The result was wholesale closure of libraries, the axeing of bodies like the Film Council and the museum, Libraries and Archives Council and the slashing of funds to the Arts Council (£118 million had been cut from its budget). In addition, music services to schools had been cut by local authorities and Education Secretary Michael Gove was introducing a new English Baccalaureate certificate for which a\n arts GCSE would not qualify.
"Really, for the last several months, hardly a day has passed without some new blow being struck against the values and activities and institutions of which we're thinking today," he added.
Cuts to university arts and humanities budgets meant that higher education institutions were now focussing on "practical skills, economic gain and the commercialisation of intellectual life instead of cherishing and teaching 'universal knowledge'".
"We don't want our reputation in the world to depend any more on the speed with which we go to war or the eagerness with which we privilege bankers," Sir Andrew added.
"We want instead to have a reputation for caring about the good quality of our citizens' lives and to affirm that the arts and the humanities are the bedrock of that good quality."
On the closure of libraries, he added: "To see this happening now when we are meant to be having a conversation about the Big Society - frankly, it almost defies belief.

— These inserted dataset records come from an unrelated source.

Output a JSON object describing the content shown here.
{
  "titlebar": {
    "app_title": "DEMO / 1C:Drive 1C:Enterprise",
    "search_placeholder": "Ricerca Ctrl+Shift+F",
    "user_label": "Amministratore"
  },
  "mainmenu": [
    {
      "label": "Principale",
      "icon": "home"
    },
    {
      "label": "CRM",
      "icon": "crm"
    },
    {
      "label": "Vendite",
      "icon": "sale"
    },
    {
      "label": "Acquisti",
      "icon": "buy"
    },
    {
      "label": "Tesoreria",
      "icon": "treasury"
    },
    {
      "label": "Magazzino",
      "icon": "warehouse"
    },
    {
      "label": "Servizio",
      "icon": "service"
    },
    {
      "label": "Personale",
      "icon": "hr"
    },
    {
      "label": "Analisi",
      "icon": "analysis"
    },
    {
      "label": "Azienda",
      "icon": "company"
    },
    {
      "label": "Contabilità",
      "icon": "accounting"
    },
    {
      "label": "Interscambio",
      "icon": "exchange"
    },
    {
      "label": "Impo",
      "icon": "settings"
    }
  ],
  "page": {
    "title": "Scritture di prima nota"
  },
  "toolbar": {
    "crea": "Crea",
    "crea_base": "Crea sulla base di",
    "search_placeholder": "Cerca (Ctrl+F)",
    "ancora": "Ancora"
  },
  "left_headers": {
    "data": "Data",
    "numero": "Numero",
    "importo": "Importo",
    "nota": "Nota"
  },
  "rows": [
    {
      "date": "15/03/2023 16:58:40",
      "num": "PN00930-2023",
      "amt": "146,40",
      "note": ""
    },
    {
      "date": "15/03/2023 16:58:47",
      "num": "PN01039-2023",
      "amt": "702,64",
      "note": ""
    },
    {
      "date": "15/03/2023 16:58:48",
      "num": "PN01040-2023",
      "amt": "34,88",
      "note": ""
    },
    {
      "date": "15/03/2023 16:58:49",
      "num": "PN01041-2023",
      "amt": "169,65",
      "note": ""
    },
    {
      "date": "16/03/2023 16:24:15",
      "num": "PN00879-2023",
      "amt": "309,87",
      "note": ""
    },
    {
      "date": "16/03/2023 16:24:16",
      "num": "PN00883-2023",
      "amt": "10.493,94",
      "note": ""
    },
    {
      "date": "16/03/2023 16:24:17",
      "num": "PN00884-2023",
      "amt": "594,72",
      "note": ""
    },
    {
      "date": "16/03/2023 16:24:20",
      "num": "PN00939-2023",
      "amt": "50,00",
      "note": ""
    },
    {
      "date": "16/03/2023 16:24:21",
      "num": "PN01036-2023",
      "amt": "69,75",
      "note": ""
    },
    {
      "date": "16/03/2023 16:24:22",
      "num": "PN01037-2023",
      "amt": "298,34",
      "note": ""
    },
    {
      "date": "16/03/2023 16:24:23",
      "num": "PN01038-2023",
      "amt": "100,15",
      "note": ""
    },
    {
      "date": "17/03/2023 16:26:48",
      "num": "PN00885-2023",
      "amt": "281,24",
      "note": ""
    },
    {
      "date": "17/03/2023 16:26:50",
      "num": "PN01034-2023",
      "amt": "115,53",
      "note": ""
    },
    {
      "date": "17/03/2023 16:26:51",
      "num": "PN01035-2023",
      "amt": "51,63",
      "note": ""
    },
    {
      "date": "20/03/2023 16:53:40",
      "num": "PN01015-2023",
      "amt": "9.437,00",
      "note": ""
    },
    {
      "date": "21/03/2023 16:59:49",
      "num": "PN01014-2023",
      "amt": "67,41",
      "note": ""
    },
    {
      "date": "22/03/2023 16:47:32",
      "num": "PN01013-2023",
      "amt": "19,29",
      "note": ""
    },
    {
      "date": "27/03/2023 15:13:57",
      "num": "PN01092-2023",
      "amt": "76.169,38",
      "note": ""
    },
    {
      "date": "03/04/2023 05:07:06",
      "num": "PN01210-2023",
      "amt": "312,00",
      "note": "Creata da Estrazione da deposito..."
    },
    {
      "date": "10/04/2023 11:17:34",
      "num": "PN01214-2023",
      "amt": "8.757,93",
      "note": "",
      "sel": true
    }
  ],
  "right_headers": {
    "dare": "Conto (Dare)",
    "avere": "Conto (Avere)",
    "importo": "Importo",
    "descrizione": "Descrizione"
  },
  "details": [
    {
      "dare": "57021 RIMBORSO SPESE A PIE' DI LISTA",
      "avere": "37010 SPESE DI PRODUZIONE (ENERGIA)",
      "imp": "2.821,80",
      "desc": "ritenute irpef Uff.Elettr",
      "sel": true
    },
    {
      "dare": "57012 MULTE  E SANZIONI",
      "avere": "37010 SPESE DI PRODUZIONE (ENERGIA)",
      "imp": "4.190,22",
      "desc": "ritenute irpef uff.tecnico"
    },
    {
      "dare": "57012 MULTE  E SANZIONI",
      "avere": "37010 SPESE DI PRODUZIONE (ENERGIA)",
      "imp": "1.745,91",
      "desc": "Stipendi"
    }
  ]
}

"Whatever we decide that phrase 'Big Society' means, we can understand immediately how libraries would contribute to its value.
"The same phrase I just used comes to mind again: Shoot first, aim later."
Sir Andrew praised academics campaigning for Oxford University's senate to pass a "no confidence" motion of the policies of Universities Minister David Willetts.
"All power to you," he said, "and all power to others involved in similar efforts, Tell national and local government what is valuable and why."
The Romanes lecture is an annual event. It was first delivered by William Gladstone in 1892.